The bank told me that their calculation for me indicates that I would get approximately £17 per month back. So … the idea is give the bank £2 per month and they give me back £17. Humm. As an “investment” looks to be a no-brainer. Better look more closely.

  • Who is paying the delta between £17 and £2?
  • I can’t imagine The Big Bank taking the hit. So the service provider is probably subsidising this partially or whole? Why can’t the service providers simply reduce their costs instead of this scheme?
  • Use a now-favourite term, this doesn’t seem sustainable. Doesn’t taste well.

Most importantly, why did The Big Bank feel the right to inspect my banking transactions to determine the £17 savings I could incur? They could not compute this possible savings without looking at my banking transactions. Is this proper and in conformance with banking privacy rules, regulations, and law?

Seems as if The Big Bank has a lot of time on their hands to shuffle money around to no benefit to society. I wonder who benefits by how much?

I declined this “benefit”.


Engineers and Ethical Responsibilities

February 27, 2015

I occasionally make comments about “engineers” vs. “scientists” and their inherent skills, expertise, and value. I believe that society (as sadly presented by media and government) puts too much faith in what they say, how they say it, and their capabilities. Too many people base their own thinking, and defend it to others, on “scientists say” appeal to authority. I sort of understand the political pressures which cause this.
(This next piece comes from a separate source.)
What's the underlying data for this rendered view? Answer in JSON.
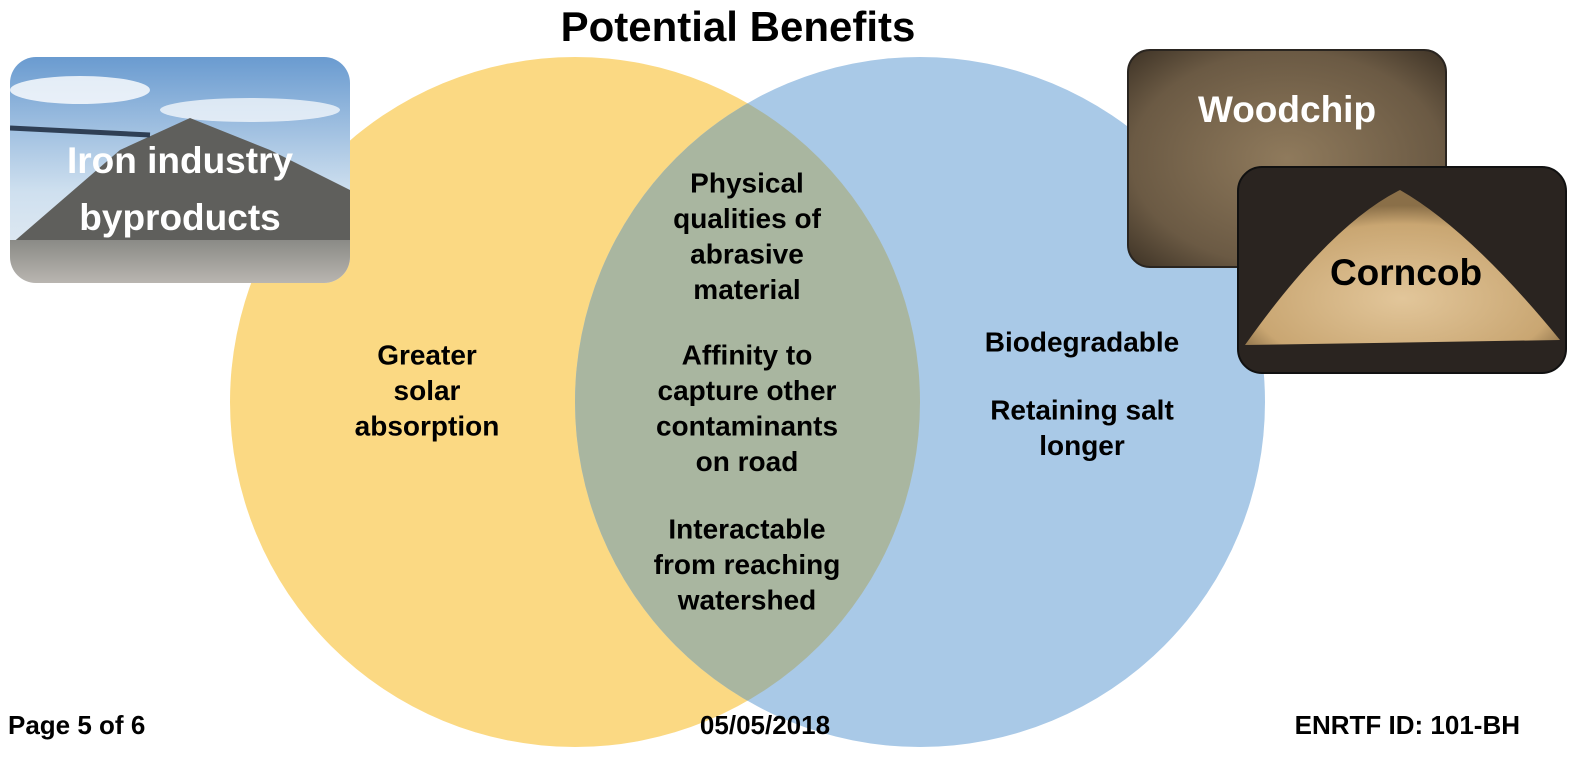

Regardless of whether the “scientists” are correct or incorrect, wise or devious, few if any scientists are obligated to act under an special or legal ethical obligation. Engineers in most countries are “licensed” as an important and “learned” professional, whereas “scientists” are not. Engineers have well-defined professional societies with ethical policies.

Dr. Drang has posted an excellent summary of this related to computer programmers calling themselves “software engineers”. To me the same issue applies with other jobs, e.g. “scientists”.

He reminds me of the “six fundamental canons” of of the National Society of Professional Engineers (NSPE)

  1. Hold paramount the safety, health, and welfare of the public.
  2. Perform services only in areas of their competence.
  3. Issue public statements only in an objective and truthful manner.
  4. Act for each employer or client as faithful agents or trustees.
  5. Avoid deceptive acts.
  6. Conduct themselves honorably, responsibly, ethically, and lawfully so as to enhance the honor, reputation, and usefulness of the profession.

– See more at: http://www.nspe.org/resources/ethics/code-ethics

I can see where the absence of such ethical behaviour can get society into difficulty.


Windows 64 Bit on Parallels

January 27, 2015

For the longest time I was using Windows 7 32 bit version on my Parallels on an Apple Mac. I had a little down time and decided to create a Windows 7 64 bit instance in Parallels.

Gosh, but it works so much better. Performance is better. Video is better. All is better.

I guess it is because the Apple Mac OSX is 64 bit. I don’t know. All I know is that it appears as if the 64 bit Windows virtual machine is what I will use.